Mark Zuckerberg should appear before MPs and “stop hiding behind his Facebook page”, a politician has said, after it was revealed a British data firm had been suspended by the social networking site amid allegations it harvested personal details from more than 50 million users.
Damian Collins, chairman of the Digital, Culture, Media and Sport Committee, also accused the chief executive of Cambridge Analytica, Alexander Nix, of “deliberately misleading” Parliament and giving “false statements” to the committee following allegations it was passed personal data from Facebook apps without the consent of the individuals.
Facebook’s vice president and deputy general counsel Paul Grewal said in a blog post that University of Cambridge professor Dr Aleksandr Kogan had passed on information to Cambridge Analytica and others after launching a Facebook app called thisisyourdigitallife, the Press Association reported.
Despite assurances at the time this was discovered in 2015 that the data had been destroyed, the social media company was informed in recent days that this had not happened, prompting the suspension of the firm on suspicion it had flouted privacy rules.
Whistleblower Chris Wylie, a former research director at Cambridge Analytica, told Channel 4 News a so-called data grab had been carried out on more than 50 million profiles in 2014.
Kogan is alleged to have been involved in this, using his company called Global Science Research (GSR) to accrue information.
Collins said Nix had denied to the committee that his company had received any data from GSR, adding: “From the evidence that has been published by The Guardian and The Observer this weekend, it seems clear that he has deliberately misled the committee and Parliament by giving false statements.
“We will be contacting Alexander Nix next week asking him to explain his comments and answer further questions relating to the links between GSR and Cambridge Analytica, and its associate companies.”
Collins also said the committee had “repeatedly asked” Facebook about how companies acquire and hold on to user data from the site, and whether information had been taken from people without their consent.
“Their answers have consistently understated this risk and have also been misleading to the committee,” he said.
“I will be writing to Mark Zuckerberg asking that either he, or another senior executive from the company, appear to give evidence in front of the committee as part our inquiry.”
He added: “We need to hear from people who can speak about Facebook from a position of authority that requires them to know the truth.
“The reputation of this company is being damaged by stealth because of their constant failure to respond with clarity and authority to the questions of genuine public interest that are being directed to them.
“Someone has to take responsibility for this. It’s time for Mark Zuckerberg to stop hiding behind his Facebook page.”
It’s time for Mark Zuckerberg to stop hiding behind his Facebook page."
Cambridge Analytica played a key role in mapping out the behaviour of voters in the run-up to the 2016 US election and was also used during the EU referendum campaign earlier that year.
Wylie alleged that the data grab involved users being offered a small amount of money to complete a survey on the condition they consented to share personal details through Facebook.

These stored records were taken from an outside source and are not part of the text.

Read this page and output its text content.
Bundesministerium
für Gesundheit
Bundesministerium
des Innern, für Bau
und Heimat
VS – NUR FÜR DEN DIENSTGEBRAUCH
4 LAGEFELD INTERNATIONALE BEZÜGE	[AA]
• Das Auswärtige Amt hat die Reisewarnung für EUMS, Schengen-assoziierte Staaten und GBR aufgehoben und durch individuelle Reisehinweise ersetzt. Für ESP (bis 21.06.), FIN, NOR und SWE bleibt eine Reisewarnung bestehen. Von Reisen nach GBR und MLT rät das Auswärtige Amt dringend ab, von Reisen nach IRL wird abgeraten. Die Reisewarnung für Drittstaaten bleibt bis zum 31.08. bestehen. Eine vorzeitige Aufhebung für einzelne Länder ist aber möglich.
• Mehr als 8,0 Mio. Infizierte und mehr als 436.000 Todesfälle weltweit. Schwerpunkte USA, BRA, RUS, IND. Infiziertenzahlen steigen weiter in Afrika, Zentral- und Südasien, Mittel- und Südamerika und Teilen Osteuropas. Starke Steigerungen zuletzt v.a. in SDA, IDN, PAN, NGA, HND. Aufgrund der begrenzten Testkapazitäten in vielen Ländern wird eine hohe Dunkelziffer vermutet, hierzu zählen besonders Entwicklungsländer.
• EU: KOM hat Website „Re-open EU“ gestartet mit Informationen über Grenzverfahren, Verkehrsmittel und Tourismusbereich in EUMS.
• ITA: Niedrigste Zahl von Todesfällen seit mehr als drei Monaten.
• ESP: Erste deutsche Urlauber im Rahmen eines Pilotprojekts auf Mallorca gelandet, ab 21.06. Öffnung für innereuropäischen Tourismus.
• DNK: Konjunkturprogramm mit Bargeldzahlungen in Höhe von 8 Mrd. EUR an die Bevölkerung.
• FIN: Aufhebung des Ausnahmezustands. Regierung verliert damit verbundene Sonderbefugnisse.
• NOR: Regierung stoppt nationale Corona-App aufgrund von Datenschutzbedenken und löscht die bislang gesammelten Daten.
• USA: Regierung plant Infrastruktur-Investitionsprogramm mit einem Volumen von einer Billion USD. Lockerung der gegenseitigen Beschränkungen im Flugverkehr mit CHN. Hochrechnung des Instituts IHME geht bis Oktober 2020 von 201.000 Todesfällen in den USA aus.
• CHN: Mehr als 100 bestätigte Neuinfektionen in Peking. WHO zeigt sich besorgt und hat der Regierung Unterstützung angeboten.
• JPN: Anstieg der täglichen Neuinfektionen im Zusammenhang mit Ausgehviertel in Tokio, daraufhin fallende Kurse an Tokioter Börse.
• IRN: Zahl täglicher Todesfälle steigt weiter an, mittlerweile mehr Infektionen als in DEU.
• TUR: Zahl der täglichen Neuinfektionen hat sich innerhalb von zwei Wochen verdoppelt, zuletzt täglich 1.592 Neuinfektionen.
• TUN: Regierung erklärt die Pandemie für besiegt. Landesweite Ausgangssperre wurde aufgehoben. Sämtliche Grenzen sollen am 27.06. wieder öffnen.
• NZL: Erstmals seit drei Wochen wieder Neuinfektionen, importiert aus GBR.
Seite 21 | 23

This, it is claimed, allowed researchers to build personality and psychological profiles on millions of users.
He told Channel 4 News: “Imagine I go and ask you: I say, ‘Hey, if I give you a dollar, two dollars, could you fill up this survey for me, just do it on this app’, and you say, ‘Fine’.
“I don’t just capture what your responses are, I capture all of the information about you from Facebook, but also this app then crawls through your social network and captures all that data also.
“By you filling out my survey, I capture 300 records on average.
“So that means that, all of a sudden, I only need to engage 50,000, 70,000, 100,000 people to get a really big data set really quickly, and it’s scaled really quickly.
“We were able to get upwards of 50 million-plus Facebook records in the span of a couple of months.”
He added that “almost none” of the individuals knew about how their data was used.
Cambridge Analytica could then tailor specific political adverts to small groups of people, already knowing what their likes and interests were, it is alleged.
The firm said in response to the claims that it was “quite obvious” the former employee “had a grudge to bear” and dismissed his accusations as “pure fantasy”.
Information Commissioner Elizabeth Denham said she would investigate the circumstances “in which Facebook data may have been illegally acquired and used”.
It will form part of an ongoing inquiry into the “use of data analytics for political purposes”.
She added in a statement: “It is important that the public are fully aware of how information is used and shared in modern political campaigns, and the potential impact on their privacy.
“We are continuing to invoke all of our powers and are pursuing a number of live lines of inquiry. Any criminal and civil enforcement actions arising from the investigation will be pursued vigorously”.
In a response to its suspension from Facebook, Cambridge Analytica said it fully complied with Facebook’s terms of services.
It added: “Cambridge Analytica’s commercial and political divisions use social media platforms for outward marketing, delivering data-led and creative content to targeted audiences. They do not use or hold data from Facebook profiles.”
The statement continued: “No data from GSR was used by Cambridge Analytica as part of the services it provided to the Donald Trump 2016 presidential campaign.
“Cambridge Analytica only receives and uses data that has been obtained legally and fairly. Our robust data protection policies comply with US, international, European Union and national regulations.”